Para a Localiza, o fator que mais pesou na decisão de não mais doar foi ter como investidores muitos estrangeiros, que desconhecem os meandros do sistema político brasileiro.

Ao mesmo tempo em que a postura das empresas em relação às doações para campanhas começa a ser repensada, analistas e investidores também estão cobrando mais transparência delas. "Queremos as informações muito às claras. É preciso saber quanto foi doado, para quem e quais foram os objetivos", afirma Haroldo Levy Neto, presidente da Apimec-SP, associação dos analistas. O tema será discutido pela entidade em sua próxima reunião anual, em 19 de abril.

Apesar de serem obrigadas a tornar públicas suas doações para o Tribunal Superior Eleitoral (TSE), poucas empresas discutem esse assunto com seus acionistas. Das dez maiores doadoras de capital aberto em 2002, nenhuma abriu esse tipo de informação em seu balanço, segundo levantamento feito pelo Valor.

-------------------------------------------------------------------------------- Esse tipo de informação precisa ser detalhada. Ao se apoiar um candidato se ganha ou se perde negócio" Marcelo Mesquita, estrategista de investimentos do banco UBS --------------------------------------------------------------------------------

"A postura deveria ser outra. Como as empresas de capital aberto têm muitos acionistas, todos deveriam estar por dentro desse tipo de despesa", diz Heloísa Bedicks, secretária-geral do Instituto Brasileiro de Governança Corporativa.

A realidade é bem diversa disso. Por serem consideradas um valor "imaterial" pelas regras contábeis, as doações acabam não sendo alvo de detalhamento em notas explicativas.

Nem todos os investidores, no entanto, consideram as doações tão irrisórias assim para os resultados das companhias. "Esse é um tipo de informação que precisa ser detalhado. Afinal ao se apoiar esse ou aquele candidato se ganham ou se perdem negócios", diz Marcelo Mesquita, estrategista de investimentos do banco UBS.

Na contabilidade das empresas, as doações entram como uma despesa, ou seja, diminuem o lucro que o acionista receberá. Além disso, por ser um gasto que não faz parte da atividade da companhia, ele é tributável em separado.

Por outro lado, não doar para nenhum candidato, decisão adotada pela Natura e pela Localiza, também pode gerar um custo indireto: ser menos favorecido pelo candidato eleito.

"Uma empresa não faz uma doação para um político. O que ela faz é um investimento, já que cogita ter um retorno. Então essa informação precisa ser dada para que os acionistas possam decidir se concordam ou não com aquilo", explica o professor de filosofia da Universidade de São Paulo, Renato Janine, especialista em ética.

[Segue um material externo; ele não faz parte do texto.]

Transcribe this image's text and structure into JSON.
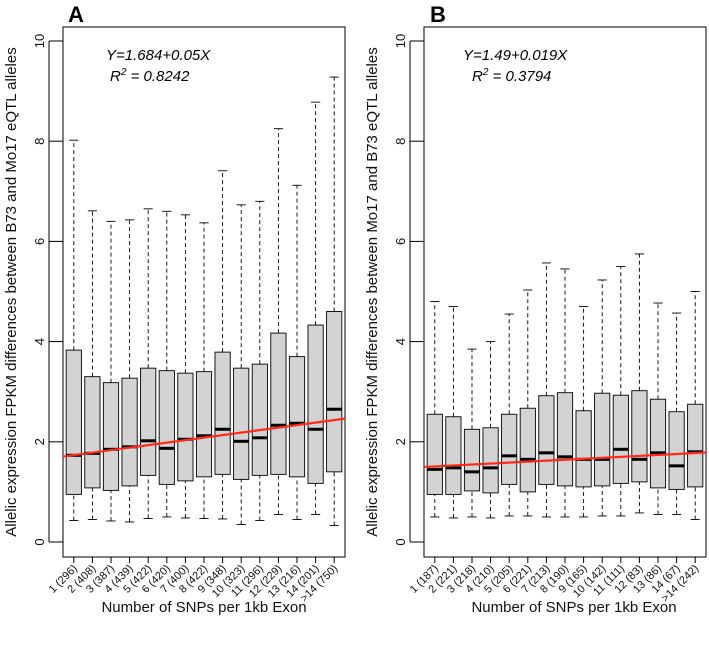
{
  "chart_data": [
    {
      "type": "boxplot",
      "panel_label": "A",
      "ylabel": "Allelic expression FPKM differences between B73 and Mo17 eQTL alleles",
      "xlabel": "Number of SNPs per 1kb Exon",
      "ylim": [
        0,
        10
      ],
      "yticks": [
        "0",
        "2",
        "4",
        "6",
        "8",
        "10"
      ],
      "categories": [
        "1 (296)",
        "2 (408)",
        "3 (387)",
        "4 (439)",
        "5 (422)",
        "6 (420)",
        "7 (400)",
        "8 (422)",
        "9 (348)",
        "10 (323)",
        "11 (296)",
        "12 (229)",
        "13 (216)",
        "14 (201)",
        ">14 (750)"
      ],
      "boxes": [
        {
          "min": 0.43,
          "q1": 0.95,
          "median": 1.73,
          "q3": 3.83,
          "max": 8.02
        },
        {
          "min": 0.45,
          "q1": 1.08,
          "median": 1.77,
          "q3": 3.3,
          "max": 6.61
        },
        {
          "min": 0.42,
          "q1": 1.03,
          "median": 1.85,
          "q3": 3.18,
          "max": 6.4
        },
        {
          "min": 0.4,
          "q1": 1.12,
          "median": 1.9,
          "q3": 3.27,
          "max": 6.43
        },
        {
          "min": 0.47,
          "q1": 1.33,
          "median": 2.02,
          "q3": 3.47,
          "max": 6.65
        },
        {
          "min": 0.5,
          "q1": 1.15,
          "median": 1.87,
          "q3": 3.42,
          "max": 6.6
        },
        {
          "min": 0.48,
          "q1": 1.22,
          "median": 2.05,
          "q3": 3.37,
          "max": 6.53
        },
        {
          "min": 0.47,
          "q1": 1.3,
          "median": 2.12,
          "q3": 3.4,
          "max": 6.37
        },
        {
          "min": 0.46,
          "q1": 1.35,
          "median": 2.25,
          "q3": 3.79,
          "max": 7.41
        },
        {
          "min": 0.35,
          "q1": 1.25,
          "median": 2.01,
          "q3": 3.47,
          "max": 6.73
        },
        {
          "min": 0.43,
          "q1": 1.33,
          "median": 2.08,
          "q3": 3.55,
          "max": 6.8
        },
        {
          "min": 0.55,
          "q1": 1.35,
          "median": 2.33,
          "q3": 4.17,
          "max": 8.25
        },
        {
          "min": 0.45,
          "q1": 1.3,
          "median": 2.37,
          "q3": 3.7,
          "max": 7.12
        },
        {
          "min": 0.55,
          "q1": 1.17,
          "median": 2.25,
          "q3": 4.33,
          "max": 8.78
        },
        {
          "min": 0.33,
          "q1": 1.4,
          "median": 2.65,
          "q3": 4.6,
          "max": 9.28
        }
      ],
      "regression": {
        "intercept": 1.684,
        "slope": 0.05,
        "color": "#ff2a1a"
      },
      "annotation": {
        "equation": "Y=1.684+0.05X",
        "r2_prefix": "R",
        "r2_exp": "2",
        "r2_value": " = 0.8242"
      }
    },
    {
      "type": "boxplot",
      "panel_label": "B",
      "ylabel": "Allelic expression FPKM differences between Mo17 and B73 eQTL alleles",
      "xlabel": "Number of SNPs per 1kb Exon",
      "ylim": [
        0,
        10
      ],
      "yticks": [
        "0",
        "2",
        "4",
        "6",
        "8",
        "10"
      ],
      "categories": [
        "1 (187)",
        "2 (221)",
        "3 (218)",
        "4 (210)",
        "5 (205)",
        "6 (221)",
        "7 (213)",
        "8 (190)",
        "9 (165)",
        "10 (142)",
        "11 (111)",
        "12 (83)",
        "13 (86)",
        "14 (67)",
        ">14 (242)"
      ],
      "boxes": [
        {
          "min": 0.5,
          "q1": 0.95,
          "median": 1.45,
          "q3": 2.55,
          "max": 4.8
        },
        {
          "min": 0.48,
          "q1": 0.95,
          "median": 1.48,
          "q3": 2.5,
          "max": 4.7
        },
        {
          "min": 0.5,
          "q1": 1.02,
          "median": 1.4,
          "q3": 2.25,
          "max": 3.85
        },
        {
          "min": 0.48,
          "q1": 0.98,
          "median": 1.48,
          "q3": 2.28,
          "max": 4.0
        },
        {
          "min": 0.52,
          "q1": 1.15,
          "median": 1.72,
          "q3": 2.55,
          "max": 4.55
        },
        {
          "min": 0.52,
          "q1": 1.0,
          "median": 1.65,
          "q3": 2.67,
          "max": 5.03
        },
        {
          "min": 0.5,
          "q1": 1.15,
          "median": 1.78,
          "q3": 2.92,
          "max": 5.57
        },
        {
          "min": 0.5,
          "q1": 1.12,
          "median": 1.7,
          "q3": 2.98,
          "max": 5.45
        },
        {
          "min": 0.5,
          "q1": 1.1,
          "median": 1.65,
          "q3": 2.62,
          "max": 4.7
        },
        {
          "min": 0.52,
          "q1": 1.12,
          "median": 1.65,
          "q3": 2.97,
          "max": 5.23
        },
        {
          "min": 0.52,
          "q1": 1.17,
          "median": 1.85,
          "q3": 2.93,
          "max": 5.5
        },
        {
          "min": 0.58,
          "q1": 1.2,
          "median": 1.65,
          "q3": 3.02,
          "max": 5.75
        },
        {
          "min": 0.55,
          "q1": 1.08,
          "median": 1.78,
          "q3": 2.85,
          "max": 4.77
        },
        {
          "min": 0.55,
          "q1": 1.05,
          "median": 1.52,
          "q3": 2.6,
          "max": 4.57
        },
        {
          "min": 0.45,
          "q1": 1.1,
          "median": 1.8,
          "q3": 2.75,
          "max": 5.0
        }
      ],
      "regression": {
        "intercept": 1.49,
        "slope": 0.019,
        "color": "#ff2a1a"
      },
      "annotation": {
        "equation": "Y=1.49+0.019X",
        "r2_prefix": "R",
        "r2_exp": "2",
        "r2_value": " = 0.3794"
      }
    }
  ]
}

Mas nem todos investidores e empresas concordam com esse raciocínio. A AmBev, por exemplo, doa quantias iguais para todos os partidos porque diz acreditar que dessa foram está contribuindo para o processo democrático do país.

"Não vejo problema em uma companhia apoiar candidatos políticos porque ela também é um agente da sociedade. Só gostaria de ver essa informação justificada no balanço para saber se concordo ou não com o gasto daquele dinheiro", afirma Alexandre Povoa, gestor de recursos da Modal Asset Management.

Mas, se depender da entidade que representa todas as empresas com investidores, a Associação Brasileiras das Companhias de Capital Aberta (Abrasca), o maior acesso as informações não deve acontecer tão cedo.

"Jamais discutimos esse assunto na Abrasca. Mas eu acredito que esse é um tipo de dado que requer um certo grau de sigilo, até para evitar que os candidatos achaquem as companhias", afirma Alfredo Plöger, presidente da associação.

O Valor procurou 20 companhias com ações listadas em bolsa para que elas informassem por que doam ou não dinheiro para campanhas eleitorais e como decidem qual candidato beneficiar. Desse grupo, apenas três empresas responderam às perguntas da reportagem - Natura, Localiza e AmBev. Outras quatro enviaram um e-mail apenas informando que faziam as doações de acordo com as leis. As demais não retornaram as ligações.